Meetings to focus on Orange Avenue, Midtown Master Plan


Two meetings will be taking place at the John H. Dickerson Center in Daytona Beach next week in which the public is urged to attend if they want to have a say in the overhaul of Orange Avenue and the implementation of the Midtown Master Plan.

The first meeting, on Feb 26, is at the invitation of the city of Daytona Beach and will deal with the Orange Avenue Improvement Program. The meeting will be in the Dickerson Center gym and will start at 6 p.m.

The city is seeking public comments and suggestions on design and safety features, including roadway resurfacing, traffic lanes and intersections, sidewalks, Americans with Disabilities Act compliance, lighting, underground utilities, traffic signalization and flood mitigation.

November start date
Construction on Orange Avenue should begin by November and be completed by the end of the year in 2015, said Daytona Beach City spokesperson Susan Cerbone.

The Daytona Times reported in January that elected officials awarded a $700,000 contract to local firm McKim & Creed.

Funding sources are being finalized for the $19.5 million reconstruction project of Orange Avenue from Nova Road to the Halifax River.

Cerbone said funding has been identified, including a $13,143,000 loan from the state and $1,660,000 from Volusia County.

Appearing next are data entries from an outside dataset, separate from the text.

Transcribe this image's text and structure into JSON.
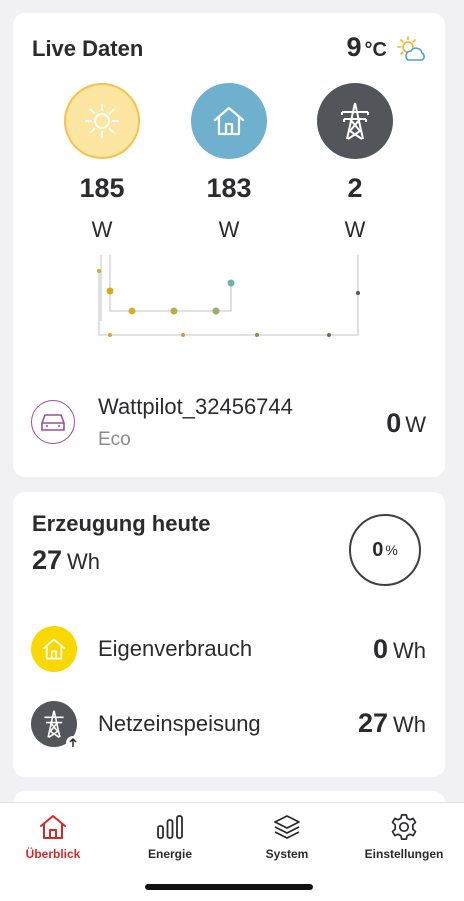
{
  "live": {
    "title": "Live Daten",
    "temperature": "9",
    "temperature_unit": "°C",
    "weather_icon": "partly-sunny-icon",
    "pv": {
      "icon": "sun-icon",
      "value": "185",
      "unit": "W",
      "color": "#fde5a2"
    },
    "home": {
      "icon": "house-icon",
      "value": "183",
      "unit": "W",
      "color": "#6fb0cf"
    },
    "grid": {
      "icon": "power-pylon-icon",
      "value": "2",
      "unit": "W",
      "color": "#52555a"
    },
    "wattpilot": {
      "name": "Wattpilot_32456744",
      "mode": "Eco",
      "value": "0",
      "unit": "W",
      "icon": "car-icon"
    }
  },
  "production": {
    "title": "Erzeugung heute",
    "total_value": "27",
    "total_unit": "Wh",
    "percent_value": "0",
    "percent_unit": "%",
    "rows": [
      {
        "label": "Eigenverbrauch",
        "value": "0",
        "unit": "Wh",
        "icon": "house-icon",
        "color": "#f9d800"
      },
      {
        "label": "Netzeinspeisung",
        "value": "27",
        "unit": "Wh",
        "icon": "power-pylon-icon",
        "color": "#52555a"
      }
    ]
  },
  "nav": {
    "items": [
      {
        "label": "Überblick",
        "icon": "house-icon",
        "active": true
      },
      {
        "label": "Energie",
        "icon": "bar-chart-icon",
        "active": false
      },
      {
        "label": "System",
        "icon": "layers-icon",
        "active": false
      },
      {
        "label": "Einstellungen",
        "icon": "gear-icon",
        "active": false
      }
    ],
    "active_color": "#d22a2a"
  }
}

The Florida Department of Transportation has committed a $3,047,000 grant and a signalization grant for $1,650,000.

In addition, $1 million in Midtown redevelopment funds from the city’s CRA (community redevelopment area) coffers is being held in reserve in case the project costs more than the $19.5 million.

Opposition from Ivey
Midtown Area Redevelopment Board Chairman Hemis Ivey is upset that the city is even considering using only their funds for Orange Avenue and no funds from other redevelopment boards.

“I don’t agree with the city manager withholding  $1 million dollars of our CRA funds. The project should be paid for from city funds. If you take out a loan for a project, borrow enough money. Don’t utilize CRA funds when you are dealing with utilities from a county road with city utilities,” Ivey said.

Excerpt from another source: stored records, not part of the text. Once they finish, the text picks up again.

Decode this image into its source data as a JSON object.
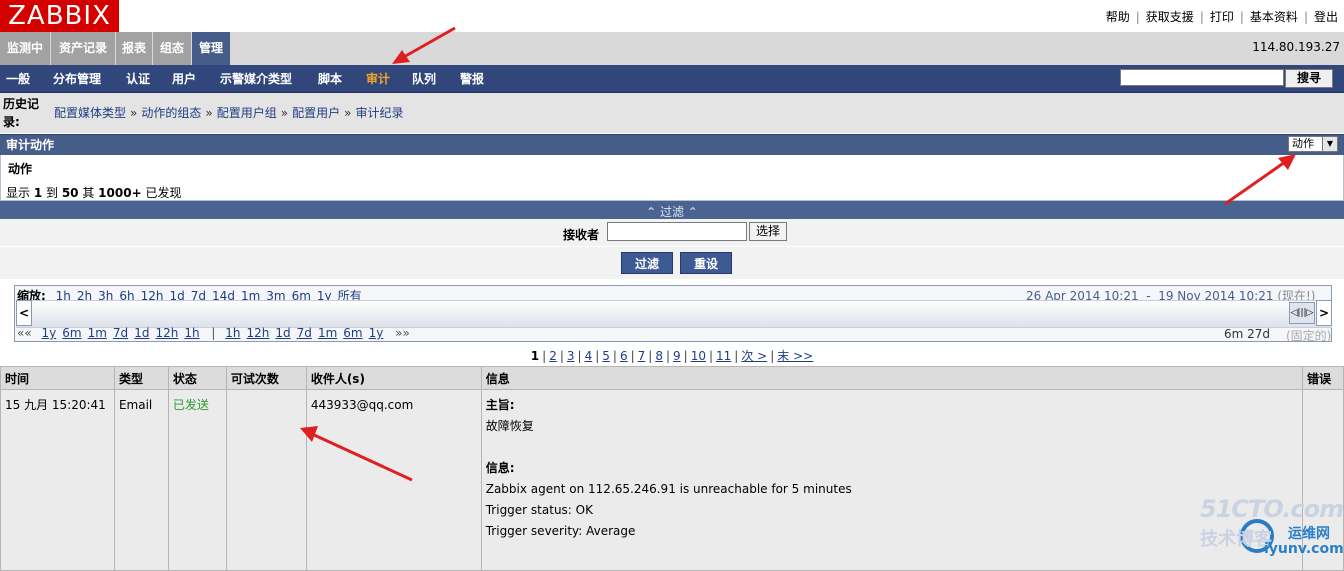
{
  "header": {
    "logo": "ZABBIX",
    "top_links": [
      "帮助",
      "获取支援",
      "打印",
      "基本资料",
      "登出"
    ],
    "ip": "114.80.193.27"
  },
  "main_menu": [
    "监测中",
    "资产记录",
    "报表",
    "组态",
    "管理"
  ],
  "main_menu_active": "管理",
  "sub_menu": [
    "一般",
    "分布管理",
    "认证",
    "用户",
    "示警媒介类型",
    "脚本",
    "审计",
    "队列",
    "警报"
  ],
  "sub_menu_active": "审计",
  "search": {
    "button": "搜寻",
    "value": ""
  },
  "history": {
    "label": "历史记录:",
    "items": [
      "配置媒体类型",
      "动作的组态",
      "配置用户组",
      "配置用户",
      "审计纪录"
    ]
  },
  "audit": {
    "title": "审计动作",
    "select_value": "动作",
    "section": "动作",
    "showing": {
      "prefix": "显示 ",
      "from": "1",
      "to_word": " 到 ",
      "to": "50",
      "of_word": " 其 ",
      "total": "1000+",
      "suffix": " 已发现"
    }
  },
  "filter": {
    "toggle": "⌃ 过滤 ⌃",
    "recipient_label": "接收者",
    "recipient_value": "",
    "select_button": "选择",
    "filter_button": "过滤",
    "reset_button": "重设"
  },
  "timeline": {
    "zoom_label": "缩放:",
    "zoom": [
      "1h",
      "2h",
      "3h",
      "6h",
      "12h",
      "1d",
      "7d",
      "14d",
      "1m",
      "3m",
      "6m",
      "1y",
      "所有"
    ],
    "range_from": "26 Apr 2014 10:21",
    "range_sep": "-",
    "range_to": "19 Nov 2014 10:21",
    "now": "(现在!)",
    "back_arrows": "««",
    "back": [
      "1y",
      "6m",
      "1m",
      "7d",
      "1d",
      "12h",
      "1h"
    ],
    "sep": "|",
    "fwd": [
      "1h",
      "12h",
      "1d",
      "7d",
      "1m",
      "6m",
      "1y"
    ],
    "fwd_arrows": "»»",
    "period": "6m 27d",
    "fixed": "(固定的)"
  },
  "pager": {
    "pages": [
      "1",
      "2",
      "3",
      "4",
      "5",
      "6",
      "7",
      "8",
      "9",
      "10",
      "11"
    ],
    "current": "1",
    "next": "次 >",
    "last": "末 >>"
  },
  "table": {
    "headers": [
      "时间",
      "类型",
      "状态",
      "可试次数",
      "收件人(s)",
      "信息",
      "错误"
    ],
    "rows": [
      {
        "time": "15 九月 15:20:41",
        "type": "Email",
        "status": "已发送",
        "retries": "",
        "recipient": "443933@qq.com",
        "subject_label": "主旨:",
        "subject": "故障恢复",
        "message_label": "信息:",
        "message_lines": [
          "Zabbix agent on 112.65.246.91 is unreachable for 5 minutes",
          "Trigger status: OK",
          "Trigger severity: Average"
        ],
        "error": ""
      }
    ]
  },
  "watermark": {
    "line1": "51CTO.com",
    "line2": "技术博客",
    "line3": "运维网",
    "line4": "iyunv.com"
  },
  "colors": {
    "logo": "#d40000",
    "menu_active": "#465d8a",
    "submenu_bg": "#31477c",
    "submenu_active_text": "#f5a623",
    "status_ok": "#2e9b2e",
    "annotation_arrow": "#e02020"
  }
}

In addition to being at the Orange Avenue meeting, Ivey said he will be at the meeting on Feb. 28 being organized by the NAACP to give the public an opportunity to ask about the Midtown Master Plan his board completed earlier this year and the city commissioners approved.

“As chairman I  am willing to address all concerns of the  NAACP and I want to work with President Slater in the future. We need not only the NAACP, but all citizens to get involved with making the master plan a reality,” said Ivey.

Midtown plans
Slater said in an interview with the Daytona Times this week that “the community needs to be more involved in the entire process of the development of Midtown, not just one aspect of it.”

The Volusia County-Daytona Beach NAACP will host the community meeting on Thursday, Feb. 28 at 6 p.m. at the John H. Dickerson Community Center, 308 S. Dr. Martin Luther King, Jr. Blvd.

Invited guests include Mayor Derrick Henry as well as members of the Midtown Area Redevelopment Board.

“It is our hope that the Midtown Area Redevelopment Board will discuss specifics of its Master Plan, which deals with improvement of infrastructure and existing conditions such as vacant properties, occupied buildings, residential properties, historic landmarks, improvement of drainage systems to decrease flooding, pedestrian and public safety, as well as improved streetlights,” Slater said.

Park, fountains, garden
The master plan includes a town center square in Daytona Beach located at the intersection of International Speedway Boulevard and Martin Luther King Jr. Boulevard. It will include shaded seating and gathering areas with fountains, public art and Black Heritage Trail destinations.

The plan calls for a new public park west of the existing Dickerson Community Center on existing Daytona Beach Housing Authority property.

Lincoln Street would be overhauled to include a landscaped greenway, storm water/drainage infrastructure and a landscaped bicycle/pedestrian path that will form part of the Black Heritage Trail. In addition, the Howard Thurman Gardens would be located across the street from the historic Howard Thurman House on Whitehall Street.

Members of the Midtown Redevelopment Area Board are hoping this is what the predominantly Black area of Daytona Beach known as Midtown will transform into over the next 50 years.

Foundation in place
The plan has created a foundation to revitalize the area, Daytona Beach Midtown Redevelopment Project Manager Charles Bryant said.

“We didn’t have anything in place before. We couldn’t get anything done. We always heard we didn’t have a plan. Now we have a blueprint where we want to go,” Bryant said.

Midtown is located in the geographic center of Daytona Beach bordered by U.S. 1 and Nova Road east to west and Shady Place to George Engram Boulevard south to north.

The plan identifies many challenges, including a deficit of business and homeownership and a decreased tax base in relation to other CRAs.

Florida A&M University students and staff designed the master plan with input from the Midtown board, residents and businesses.